A Welcome Call for ECPA Reform
A lot has changed technologically, and otherwise, since the Electronic Communications Privacy Act (ECPA) was enacted in 1986. In addition, the law has never been a model of clarity. I litigated a case under ECPA in the late-90’s, McVeigh v. Cohen, representing an individual against the government when the Navy violated ECPA by obtaining online information about my client from AOL without a warrant or consent.
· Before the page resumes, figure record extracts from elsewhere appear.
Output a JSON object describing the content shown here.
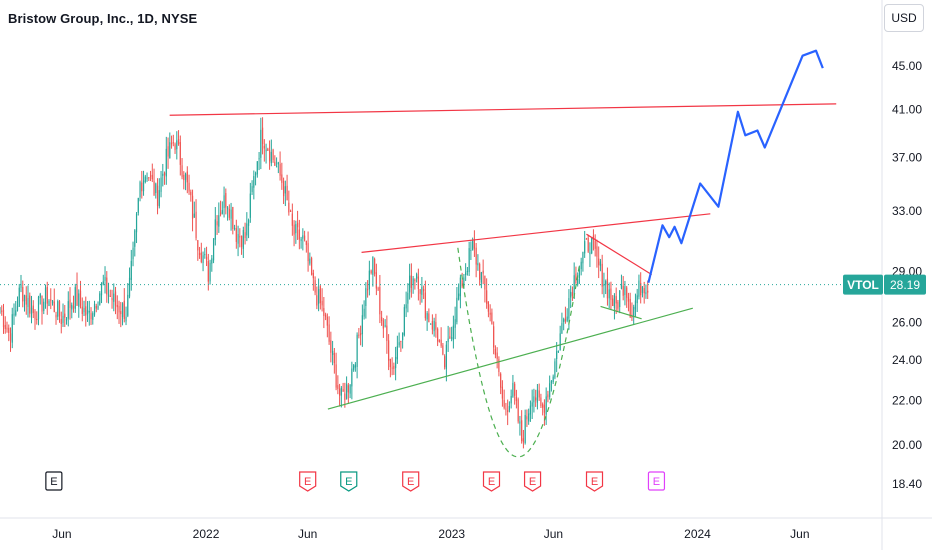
{
  "header": {
    "title": "Bristow Group, Inc., 1D, NYSE",
    "currency": "USD"
  },
  "price_tag": {
    "symbol": "VTOL",
    "price": "28.19",
    "price_value": 28.19,
    "bg_color": "#26a69a"
  },
  "colors": {
    "up": "#26a69a",
    "down": "#ef5350",
    "resistance": "#f23645",
    "support": "#4caf50",
    "projection": "#2962ff",
    "earnings_red": "#f23645",
    "earnings_green": "#089981",
    "earnings_magenta": "#e040fb"
  },
  "chart_data": {
    "type": "candlestick",
    "title": "Bristow Group, Inc., 1D, NYSE",
    "y_axis": {
      "ticks": [
        18.4,
        20.0,
        22.0,
        24.0,
        26.0,
        29.0,
        33.0,
        37.0,
        41.0,
        45.0
      ],
      "tick_labels": [
        "18.40",
        "20.00",
        "22.00",
        "24.00",
        "26.00",
        "29.00",
        "33.00",
        "37.00",
        "41.00",
        "45.00"
      ],
      "scale": "log",
      "range": [
        17.2,
        49.5
      ]
    },
    "x_axis": {
      "labels": [
        "Jun",
        "2022",
        "Jun",
        "2023",
        "Jun",
        "2024",
        "Jun"
      ],
      "dates": [
        "2021-06-01",
        "2022-01-01",
        "2022-06-01",
        "2023-01-01",
        "2023-06-01",
        "2024-01-01",
        "2024-06-01"
      ],
      "range": [
        "2021-03-01",
        "2024-10-01"
      ]
    },
    "price_keypoints": [
      [
        "2021-03-01",
        26.8
      ],
      [
        "2021-03-15",
        25.3
      ],
      [
        "2021-04-01",
        28.0
      ],
      [
        "2021-04-20",
        26.5
      ],
      [
        "2021-05-10",
        27.5
      ],
      [
        "2021-06-01",
        26.2
      ],
      [
        "2021-06-20",
        27.5
      ],
      [
        "2021-07-10",
        26.3
      ],
      [
        "2021-08-01",
        28.2
      ],
      [
        "2021-08-20",
        27.0
      ],
      [
        "2021-09-05",
        26.6
      ],
      [
        "2021-09-15",
        30.0
      ],
      [
        "2021-09-25",
        35.0
      ],
      [
        "2021-10-05",
        36.0
      ],
      [
        "2021-10-20",
        34.0
      ],
      [
        "2021-11-01",
        36.5
      ],
      [
        "2021-11-15",
        38.5
      ],
      [
        "2021-12-01",
        35.5
      ],
      [
        "2021-12-20",
        31.0
      ],
      [
        "2022-01-05",
        28.8
      ],
      [
        "2022-01-15",
        32.5
      ],
      [
        "2022-02-01",
        34.0
      ],
      [
        "2022-02-15",
        31.5
      ],
      [
        "2022-03-01",
        31.2
      ],
      [
        "2022-03-15",
        36.0
      ],
      [
        "2022-03-25",
        39.0
      ],
      [
        "2022-04-10",
        37.0
      ],
      [
        "2022-04-25",
        35.0
      ],
      [
        "2022-05-10",
        31.5
      ],
      [
        "2022-05-25",
        31.0
      ],
      [
        "2022-06-10",
        28.0
      ],
      [
        "2022-06-25",
        26.5
      ],
      [
        "2022-07-05",
        24.5
      ],
      [
        "2022-07-20",
        22.0
      ],
      [
        "2022-08-01",
        22.8
      ],
      [
        "2022-08-15",
        25.0
      ],
      [
        "2022-08-25",
        27.5
      ],
      [
        "2022-09-05",
        29.5
      ],
      [
        "2022-09-20",
        26.0
      ],
      [
        "2022-10-05",
        23.5
      ],
      [
        "2022-10-20",
        26.0
      ],
      [
        "2022-11-01",
        28.5
      ],
      [
        "2022-11-10",
        29.0
      ],
      [
        "2022-11-25",
        26.5
      ],
      [
        "2022-12-10",
        25.5
      ],
      [
        "2022-12-20",
        23.5
      ],
      [
        "2023-01-05",
        26.5
      ],
      [
        "2023-01-20",
        29.0
      ],
      [
        "2023-02-01",
        30.5
      ],
      [
        "2023-02-15",
        28.5
      ],
      [
        "2023-03-01",
        26.0
      ],
      [
        "2023-03-10",
        23.5
      ],
      [
        "2023-03-20",
        21.5
      ],
      [
        "2023-04-01",
        22.5
      ],
      [
        "2023-04-15",
        20.2
      ],
      [
        "2023-05-01",
        22.5
      ],
      [
        "2023-05-15",
        21.5
      ],
      [
        "2023-06-01",
        23.5
      ],
      [
        "2023-06-15",
        26.0
      ],
      [
        "2023-07-01",
        28.5
      ],
      [
        "2023-07-15",
        30.0
      ],
      [
        "2023-07-25",
        31.0
      ],
      [
        "2023-08-05",
        29.5
      ],
      [
        "2023-08-20",
        28.0
      ],
      [
        "2023-09-01",
        26.8
      ],
      [
        "2023-09-15",
        28.5
      ],
      [
        "2023-09-25",
        26.5
      ],
      [
        "2023-10-10",
        28.3
      ],
      [
        "2023-10-20",
        28.2
      ]
    ],
    "annotations": {
      "resistance_upper": [
        [
          "2021-11-08",
          40.5
        ],
        [
          "2024-07-25",
          41.5
        ]
      ],
      "resistance_mid": [
        [
          "2022-08-20",
          30.2
        ],
        [
          "2024-01-20",
          32.8
        ]
      ],
      "support_lower": [
        [
          "2022-07-01",
          21.6
        ],
        [
          "2023-12-25",
          26.8
        ]
      ],
      "triangle_upper": [
        [
          "2023-07-20",
          31.4
        ],
        [
          "2023-10-25",
          28.8
        ]
      ],
      "triangle_lower": [
        [
          "2023-08-10",
          26.9
        ],
        [
          "2023-10-10",
          26.2
        ]
      ],
      "cup_curve": [
        [
          "2023-01-10",
          30.5
        ],
        [
          "2023-04-05",
          19.5
        ],
        [
          "2023-07-10",
          29.5
        ]
      ],
      "projection": [
        [
          "2023-10-20",
          28.3
        ],
        [
          "2023-11-10",
          32.0
        ],
        [
          "2023-11-20",
          31.2
        ],
        [
          "2023-11-28",
          31.9
        ],
        [
          "2023-12-08",
          30.8
        ],
        [
          "2024-01-05",
          35.0
        ],
        [
          "2024-02-01",
          33.3
        ],
        [
          "2024-03-01",
          40.8
        ],
        [
          "2024-03-12",
          38.8
        ],
        [
          "2024-03-30",
          39.2
        ],
        [
          "2024-04-10",
          37.8
        ],
        [
          "2024-06-05",
          46.0
        ],
        [
          "2024-06-25",
          46.5
        ],
        [
          "2024-07-05",
          44.8
        ]
      ]
    },
    "earnings_markers": [
      {
        "date": "2021-05-20",
        "label": "E",
        "kind": "neutral"
      },
      {
        "date": "2022-06-01",
        "label": "E",
        "kind": "miss"
      },
      {
        "date": "2022-08-01",
        "label": "E",
        "kind": "beat"
      },
      {
        "date": "2022-11-01",
        "label": "E",
        "kind": "miss"
      },
      {
        "date": "2023-03-01",
        "label": "E",
        "kind": "miss"
      },
      {
        "date": "2023-05-01",
        "label": "E",
        "kind": "miss"
      },
      {
        "date": "2023-08-01",
        "label": "E",
        "kind": "miss"
      },
      {
        "date": "2023-11-01",
        "label": "E",
        "kind": "upcoming"
      }
    ],
    "current_price": 28.19
  }
}
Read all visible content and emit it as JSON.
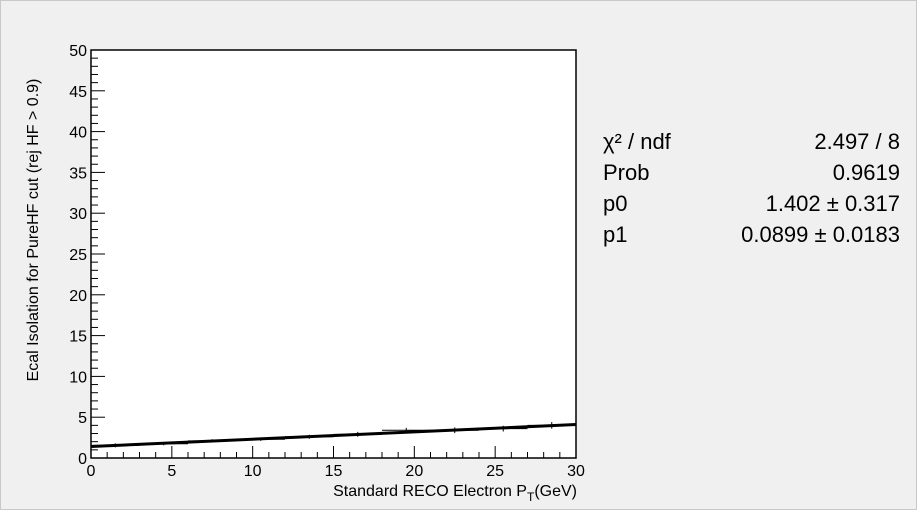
{
  "chart_data": {
    "type": "scatter",
    "xlabel": "Standard RECO Electron P",
    "xlabel_subscript": "T",
    "xlabel_suffix": "(GeV)",
    "ylabel": "Ecal Isolation for PureHF cut (rej HF > 0.9)",
    "xlim": [
      0,
      30
    ],
    "ylim": [
      0,
      50
    ],
    "x_ticks": [
      "0",
      "5",
      "10",
      "15",
      "20",
      "25",
      "30"
    ],
    "y_ticks": [
      "0",
      "5",
      "10",
      "15",
      "20",
      "25",
      "30",
      "35",
      "40",
      "45",
      "50"
    ],
    "grid": false,
    "points": [
      {
        "x": 1.5,
        "y": 1.55,
        "xerr": 1.5,
        "yerr": 0.25
      },
      {
        "x": 4.5,
        "y": 1.75,
        "xerr": 1.5,
        "yerr": 0.2
      },
      {
        "x": 7.5,
        "y": 2.1,
        "xerr": 1.5,
        "yerr": 0.2
      },
      {
        "x": 10.5,
        "y": 2.3,
        "xerr": 1.5,
        "yerr": 0.2
      },
      {
        "x": 13.5,
        "y": 2.6,
        "xerr": 1.5,
        "yerr": 0.25
      },
      {
        "x": 16.5,
        "y": 2.9,
        "xerr": 1.5,
        "yerr": 0.3
      },
      {
        "x": 19.5,
        "y": 3.4,
        "xerr": 1.5,
        "yerr": 0.3
      },
      {
        "x": 22.5,
        "y": 3.4,
        "xerr": 1.5,
        "yerr": 0.35
      },
      {
        "x": 25.5,
        "y": 3.6,
        "xerr": 1.5,
        "yerr": 0.35
      },
      {
        "x": 28.5,
        "y": 4.0,
        "xerr": 1.5,
        "yerr": 0.4
      }
    ],
    "fit": {
      "p0": 1.402,
      "p1": 0.0899,
      "x_range": [
        0,
        30
      ]
    }
  },
  "stats": {
    "rows": [
      {
        "label": "χ² / ndf",
        "value": "2.497 / 8"
      },
      {
        "label": "Prob",
        "value": "0.9619"
      },
      {
        "label": "p0",
        "value": "1.402 ± 0.317"
      },
      {
        "label": "p1",
        "value": "0.0899 ± 0.0183"
      }
    ]
  }
}
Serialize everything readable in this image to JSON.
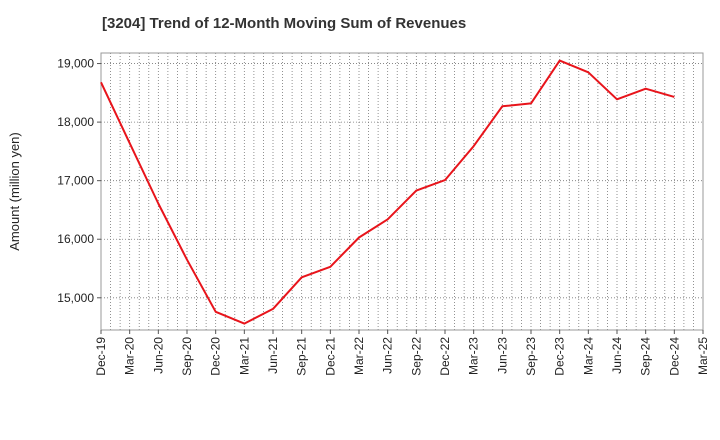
{
  "chart_data": {
    "type": "line",
    "title": "[3204]  Trend of 12-Month Moving Sum of Revenues",
    "ylabel": "Amount (million yen)",
    "xlabel": "",
    "ylim": [
      14450,
      19180
    ],
    "yticks": [
      15000,
      16000,
      17000,
      18000,
      19000
    ],
    "ytick_labels": [
      "15,000",
      "16,000",
      "17,000",
      "18,000",
      "19,000"
    ],
    "x_categories": [
      "Dec-19",
      "Mar-20",
      "Jun-20",
      "Sep-20",
      "Dec-20",
      "Mar-21",
      "Jun-21",
      "Sep-21",
      "Dec-21",
      "Mar-22",
      "Jun-22",
      "Sep-22",
      "Dec-22",
      "Mar-23",
      "Jun-23",
      "Sep-23",
      "Dec-23",
      "Mar-24",
      "Jun-24",
      "Sep-24",
      "Dec-24",
      "Mar-25"
    ],
    "grid": true,
    "series": [
      {
        "name": "",
        "color": "#e8141b",
        "values": [
          18680,
          17640,
          16610,
          15650,
          14760,
          14560,
          14810,
          15350,
          15530,
          16030,
          16340,
          16830,
          17010,
          17590,
          18270,
          18320,
          19050,
          18850,
          18390,
          18570,
          18430,
          null
        ]
      }
    ]
  }
}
In that case, the government actually argued, based on tha statutory language, that ECPA did not apply directly to it, only the online provider. (It lost that argument).
The need for greater clarity in and modernization of ECPA has led to a consortium including Microsoft, Google, AT&T, CDT and the ACLU calling itself “Digital Due Process,” whose tag line is “Modernizing Surveillance Laws for the Internet Age”. The group is calling for requirements that the government obtain a search warrant before obtaining any private communications or documents stored online and before it can track cell phone or other mobile device locations, that the government demonstrate to a court that the data it seeks is relevant to a criminal investigation before monitoring e-mail, instant messaging, text messaging and the telephone, and that there be better protection against bulk data requests concerning an entire class of users. The group hopes to eliminate “a patchwork of confusing standards that have been interpreted inconsistently by the courts”. FPF applauds this effort at ECPA reform.